2020 had 102 tropical storms, well above world average, NOAA report says
Tropical storms in 2020 didn't just break records in the northern Atlantic.
It happened everywhere.
Storm totals exceeded records all over the world, according to an international study from 60 countries detailed in the "State of the Climate in 2020″ report released Wednesday. The annual report is compiled by the National Oceanic and Atmospheric Administration's National Centers for Environmental Information and published by the American Meteorological Society.
In both the Northern and Southern Hemisphere, scientists recorded 102 tropical storms. It's a total far above the 1981–2010 average of 85, according to the study.
The Atlantic also had seven major hurricanes, or storms with maximum sustained winds greater than 110 mph (Category 3 or higher). One of those major storms was the development of Category 4 Hurricane Iota, which gave meteorologists a surprise last year as Category 4 storms rarely develop in November when waters begin to cool and the season comes to an end.
The year was also historic for the number of landfalling storms observed in the United States, coming in at 12. The previous record was nine.
On the bright side, the northern Pacific did not measure a record amount of storm formation. However, meteorologists observed the record breaking phenomenon of Super Typhoon Goni, which was the strongest tropical cyclone to make landfall in the history and led to the evacuation of almost one million people in the Philippines, the report showed. Goni had at one point maximum sustained winds of 180 mph. While on land the storm maintained winds just under 140 mph, according to NASA. About 25 people were reported dead, nearly 400 people were injured and six people were missing as of January, according to a report by the International Red Cross and Red Crescent.
The record tropical season was observed as scientists also recorded 2020 as among the three warmest years on the global surface ever recorded since the mid-1800s, according to the report. Perhaps more alarming, 2020 was among the seven warmest years on record, which all took place in the last seven years. Last year's heat record was accomplished without the presence of the warming effects of El Niño. The only years to beat out 2020 for the warmest record were 2016 and 2019; both of which observed the presence of El Niño.
"New high temperature records were set across the globe," according to the report, which "found that the major indicators of climate change continued to reflect trends consistent with a warming planet."
Another concerning aspect, sea-surface temperature hit a near-record in spite of 2020 having a cooling La Niña influence in the second half of the year.
"The largest anomalies occupied the western and portions of the central North Atlantic, where numerous tropical storms and hurricanes tracked across this region," the report stated.

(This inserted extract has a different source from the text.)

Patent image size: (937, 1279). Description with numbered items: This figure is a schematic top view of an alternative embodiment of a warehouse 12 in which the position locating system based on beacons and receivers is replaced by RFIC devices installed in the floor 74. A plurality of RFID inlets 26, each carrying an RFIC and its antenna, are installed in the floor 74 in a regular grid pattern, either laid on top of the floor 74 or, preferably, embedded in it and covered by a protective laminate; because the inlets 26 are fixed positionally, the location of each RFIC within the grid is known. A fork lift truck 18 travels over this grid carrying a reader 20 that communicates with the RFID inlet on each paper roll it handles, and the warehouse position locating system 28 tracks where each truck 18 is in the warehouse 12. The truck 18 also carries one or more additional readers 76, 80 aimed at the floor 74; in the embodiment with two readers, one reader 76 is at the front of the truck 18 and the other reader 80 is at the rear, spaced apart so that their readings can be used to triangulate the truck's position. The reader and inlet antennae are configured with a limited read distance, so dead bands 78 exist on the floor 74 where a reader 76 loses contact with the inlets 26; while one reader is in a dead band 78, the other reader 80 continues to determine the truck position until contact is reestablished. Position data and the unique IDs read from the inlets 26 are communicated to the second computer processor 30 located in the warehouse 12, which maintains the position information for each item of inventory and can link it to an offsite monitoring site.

Sea-surface temperatures are an important indicator for many global phenomenon including hurricane formation. It was one of the factors the NOAA used last year to predict an above-average hurricane season. The NOAA made a similar prediction regarding the 2021 season citing a forecast of high sea-surface temperatures during the peak of season. However, prior to August, temperatures have been recorded at near normal, said Lauren Gaches, an NOAA spokeswoman.
"It's been varying from week to week, though generally near-normal over any two-week period," she said.

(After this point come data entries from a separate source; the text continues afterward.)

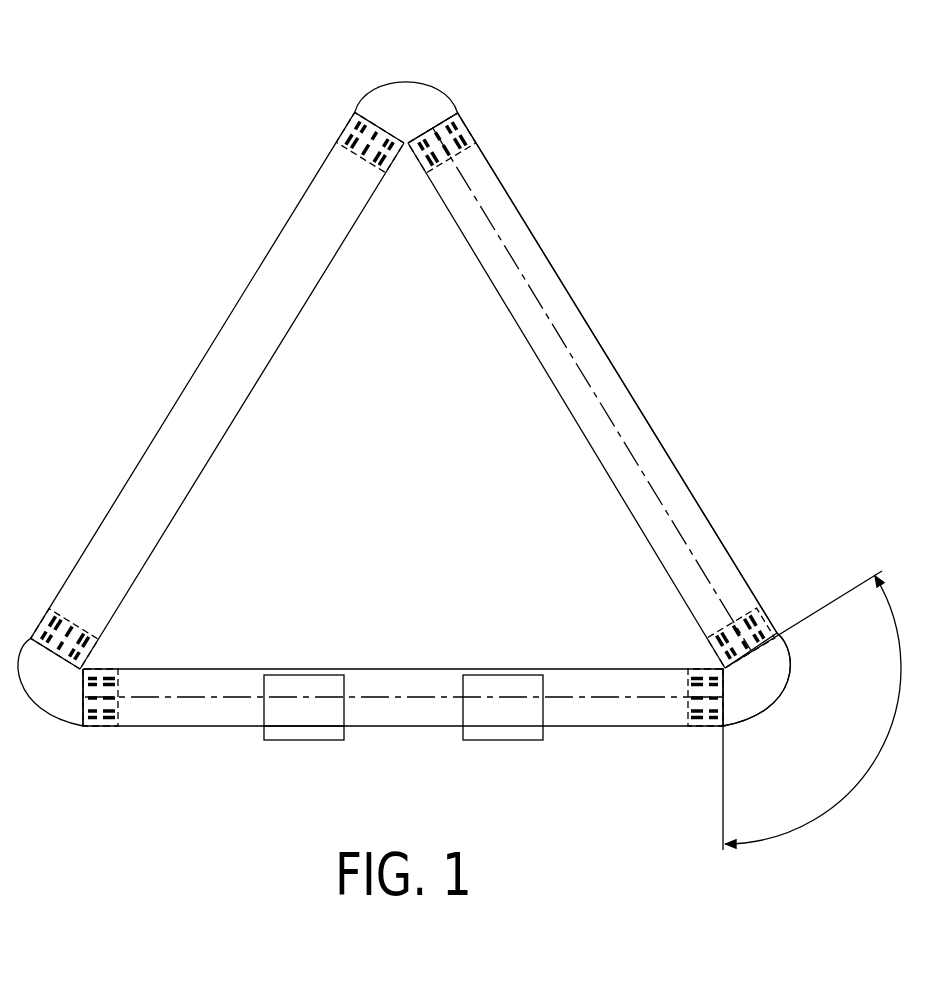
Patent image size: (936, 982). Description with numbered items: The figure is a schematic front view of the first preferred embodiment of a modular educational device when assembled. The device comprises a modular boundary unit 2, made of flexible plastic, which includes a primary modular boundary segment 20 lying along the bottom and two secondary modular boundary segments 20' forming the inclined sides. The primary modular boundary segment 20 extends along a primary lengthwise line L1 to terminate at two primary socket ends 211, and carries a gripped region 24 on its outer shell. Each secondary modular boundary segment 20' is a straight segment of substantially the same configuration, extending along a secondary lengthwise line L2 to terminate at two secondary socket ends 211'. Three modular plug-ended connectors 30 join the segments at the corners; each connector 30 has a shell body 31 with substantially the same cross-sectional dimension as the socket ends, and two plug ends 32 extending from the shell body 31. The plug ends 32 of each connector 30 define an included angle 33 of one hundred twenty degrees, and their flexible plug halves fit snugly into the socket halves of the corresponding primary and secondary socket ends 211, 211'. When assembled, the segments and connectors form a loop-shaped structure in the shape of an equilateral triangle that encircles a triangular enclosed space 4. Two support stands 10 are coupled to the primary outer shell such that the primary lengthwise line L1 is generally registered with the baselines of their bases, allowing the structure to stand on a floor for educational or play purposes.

The modular boundary unit 2 is at (660, 410).
The enclosed space 4 is at (458, 328).
The support stand 10 is at (305, 740).
The primary modular boundary segment 20 is at (403, 734).
The secondary modular boundary segment 20' is at (404, 390).
The gripped region 24 is at (317, 725).
The modular plug-ended connector 30 is at (402, 92).
The shell body 31 is at (770, 705).
The plug end 32 is at (765, 608).
The included angle 33 is at (826, 710).
The primary socket end 211 is at (398, 762).
The secondary socket end 211' is at (649, 385).
The primary lengthwise line L1 is at (163, 700).
The secondary lengthwise line L2 is at (662, 497).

Still hurricane season is ahead of the game in storm production and falling in line with the NOAA's "above-average" prediction as hurricane specialists prepare for the ninth named storm of the season—that's unusual as letter "I" storms don't typically form before Oct. 4, according to the NOAA records.

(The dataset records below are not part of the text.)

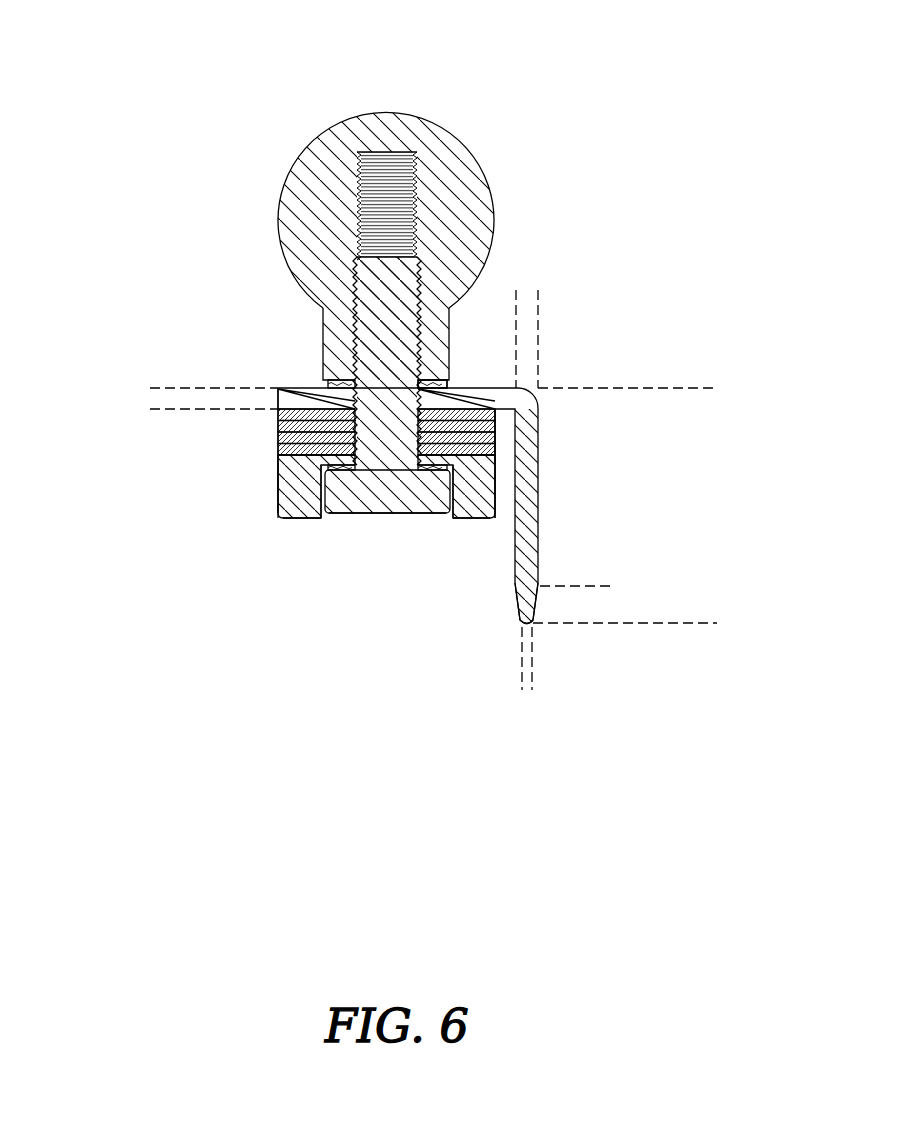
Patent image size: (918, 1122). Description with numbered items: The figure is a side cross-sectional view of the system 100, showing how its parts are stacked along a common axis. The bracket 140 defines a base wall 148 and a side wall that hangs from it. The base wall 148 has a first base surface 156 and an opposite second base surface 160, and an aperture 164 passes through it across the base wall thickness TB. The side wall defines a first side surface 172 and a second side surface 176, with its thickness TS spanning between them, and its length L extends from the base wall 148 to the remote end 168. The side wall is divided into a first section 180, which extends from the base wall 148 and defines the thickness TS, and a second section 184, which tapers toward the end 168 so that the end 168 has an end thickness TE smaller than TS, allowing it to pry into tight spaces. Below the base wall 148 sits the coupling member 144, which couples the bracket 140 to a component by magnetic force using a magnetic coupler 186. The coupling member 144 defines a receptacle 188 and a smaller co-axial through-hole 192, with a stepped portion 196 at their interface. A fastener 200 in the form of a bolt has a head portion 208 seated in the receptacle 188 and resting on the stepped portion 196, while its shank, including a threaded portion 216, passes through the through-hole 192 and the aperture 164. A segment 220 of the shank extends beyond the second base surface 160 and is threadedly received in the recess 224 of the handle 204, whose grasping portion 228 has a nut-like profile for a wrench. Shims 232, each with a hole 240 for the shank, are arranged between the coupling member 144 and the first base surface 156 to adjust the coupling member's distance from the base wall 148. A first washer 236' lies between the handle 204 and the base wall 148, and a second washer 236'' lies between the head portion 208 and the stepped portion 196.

The system 100 is at (363, 348).
The handle 204 is at (473, 153).
The recess 224 is at (367, 205).
The segment 220 is at (357, 287).
The threaded portion 216 is at (425, 283).
The grasping portion 228 is at (323, 350).
The base wall 148 is at (305, 387).
The aperture 164 is at (415, 385).
The first washer 236' is at (524, 349).
The second washer 236'' is at (417, 521).
The first base surface 156 is at (518, 396).
The second side surface 176 is at (538, 445).
The end 168 is at (527, 627).
The first side surface 172 is at (503, 515).
The second base surface 160 is at (303, 387).
The bracket 140 is at (278, 398).
The shims 232 is at (278, 450).
The hole 240 is at (278, 453).
The coupling member 144 is at (278, 475).
The magnetic coupler 186 is at (278, 498).
The receptacle 188 is at (330, 518).
The head portion 208 is at (365, 518).
The stepped portion 196 is at (352, 460).
The through-hole 192 is at (405, 510).
The fastener 200 is at (347, 518).
The first section 180 is at (610, 388).
The second section 184 is at (634, 586).
The thickness of the base wall TB is at (150, 419).
The thickness of the side wall TS is at (480, 293).
The end thickness TE is at (480, 697).
The length of the side wall L is at (708, 388).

The report also addressed other concerning data including broken records of higher sea levels and permafrost. The former was measured as the ninth consecutive year the global average sea level rose to a new record high.
"Global sea level is rising at an average rate of 1.2 in (3.0 cm) per decade due to changes in climate," the report showed. "Melting of glaciers and ice sheets, along with warming oceans, account for the trend in rising global mean sea level."